Réduction de la durée des enquêtes préliminaires : «C’est une innovation bienvenue sur le principe mais...»

Réduction de la durée des enquêtes préliminaires : «C’est une innovation bienvenue sur le principe mais...»

31.01.2022

Gestion d'entreprise

La loi pour la confiance dans l'institution judiciaire instaure un délai de 2 ans de droit commun pour les enquêtes préliminaires. Pour Gaspard Lundwall, avocat chez Veil Jourde, ce «nouveau» délai reste toutefois long pour les justiciables. Il revient pour nous sur les nouveautés en droit pénal des affaires introduites par ce texte législatif.

La loi du 22 décembre 2021 pour la confiance dans l'institution judiciaire contient des innovations en matière de secret professionnel de l'avocat, de durée des enquêtes préliminaires, de délit de prise illégale d'intérêt ou encore concernant la protection des enquêtes préliminaires. Le point avec Gaspard Lundwall.  

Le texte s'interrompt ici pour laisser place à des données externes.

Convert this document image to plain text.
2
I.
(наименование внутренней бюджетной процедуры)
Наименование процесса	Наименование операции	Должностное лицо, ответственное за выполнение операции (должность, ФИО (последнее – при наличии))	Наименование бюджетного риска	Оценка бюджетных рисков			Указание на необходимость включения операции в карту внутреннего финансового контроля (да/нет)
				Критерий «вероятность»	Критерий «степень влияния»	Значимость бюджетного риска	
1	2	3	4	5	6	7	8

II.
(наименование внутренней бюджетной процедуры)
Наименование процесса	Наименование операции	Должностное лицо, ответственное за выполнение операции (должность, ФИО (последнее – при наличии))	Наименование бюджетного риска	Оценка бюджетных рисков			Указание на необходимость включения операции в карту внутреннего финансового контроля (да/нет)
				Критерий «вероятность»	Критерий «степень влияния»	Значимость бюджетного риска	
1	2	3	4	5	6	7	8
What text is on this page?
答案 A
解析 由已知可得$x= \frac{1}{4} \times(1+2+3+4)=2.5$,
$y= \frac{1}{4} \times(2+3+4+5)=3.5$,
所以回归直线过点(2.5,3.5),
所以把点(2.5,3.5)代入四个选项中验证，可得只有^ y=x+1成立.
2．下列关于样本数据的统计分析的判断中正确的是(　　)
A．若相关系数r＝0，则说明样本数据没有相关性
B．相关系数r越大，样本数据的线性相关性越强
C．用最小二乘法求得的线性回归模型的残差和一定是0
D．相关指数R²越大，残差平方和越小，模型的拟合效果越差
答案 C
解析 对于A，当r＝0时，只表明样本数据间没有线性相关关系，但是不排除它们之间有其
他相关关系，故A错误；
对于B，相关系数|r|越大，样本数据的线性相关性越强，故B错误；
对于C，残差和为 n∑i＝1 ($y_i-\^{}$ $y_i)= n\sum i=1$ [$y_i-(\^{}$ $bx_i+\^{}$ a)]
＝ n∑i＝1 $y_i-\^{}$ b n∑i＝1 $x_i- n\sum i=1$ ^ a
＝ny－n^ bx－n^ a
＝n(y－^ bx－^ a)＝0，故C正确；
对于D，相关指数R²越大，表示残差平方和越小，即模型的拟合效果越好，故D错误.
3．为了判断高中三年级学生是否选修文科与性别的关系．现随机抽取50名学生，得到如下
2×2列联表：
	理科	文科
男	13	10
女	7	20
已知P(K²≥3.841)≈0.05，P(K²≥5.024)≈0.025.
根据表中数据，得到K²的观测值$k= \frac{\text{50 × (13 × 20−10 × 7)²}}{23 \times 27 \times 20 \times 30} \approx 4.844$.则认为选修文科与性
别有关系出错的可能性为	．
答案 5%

Concernant le secret professionnel de l’avocat, que pensez-vous de la réforme instaurée (article 3 de la loi)?

C’est une loi portée par un praticien qui, de fait, intéresse les praticiens. Les avocats sont toutefois circonspects. Beaucoup de messages positifs leurs sont envoyés, mais toute la question est de savoir comment ils seront appliqués…

S’agissant de la confidentialité, les praticiens craignent – et je l’espère, ils seront détrompés par la jurisprudence – une forme de victoire à la Pyrrhus. L’article préliminaire du code de procédure pénale consacre désormais un principe d’indivisibilité du secret professionnel de l’avocat. Il semble donc endiguer une jurisprudence qui excluait du secret professionnel l’activité de conseil de l’avocat. Ce principe est salué par les praticiens. Mais l’article 56-1, alinéa second (dans sa version qui entrera en vigueur au 1er mars prochain), semble imposer deux critères cumulatifs pour que les documents ne soient pas saisissables dans le cadre de perquisitions dans un cabinet ou au domicile de l’avocat. Tout d’abord que le document soit « couvert par le secret professionnel de la défense et du conseil » et qu’il « relèv[e] », ensuite, « de l’exercice des droits de la défense ». C’est là que le bât blesse, ou peut blesser ; dire que le conseil fait partie du secret professionnel mais qu’il faut absolument qu’un document relève de l’exercice des droits de la défense pour ne pas être saisissable, c’est contradictoire. Cela fait craindre aux praticiens que la génuflexion de l’article préliminaire devant la fonction de conseil de l’avocat reste lettre morte.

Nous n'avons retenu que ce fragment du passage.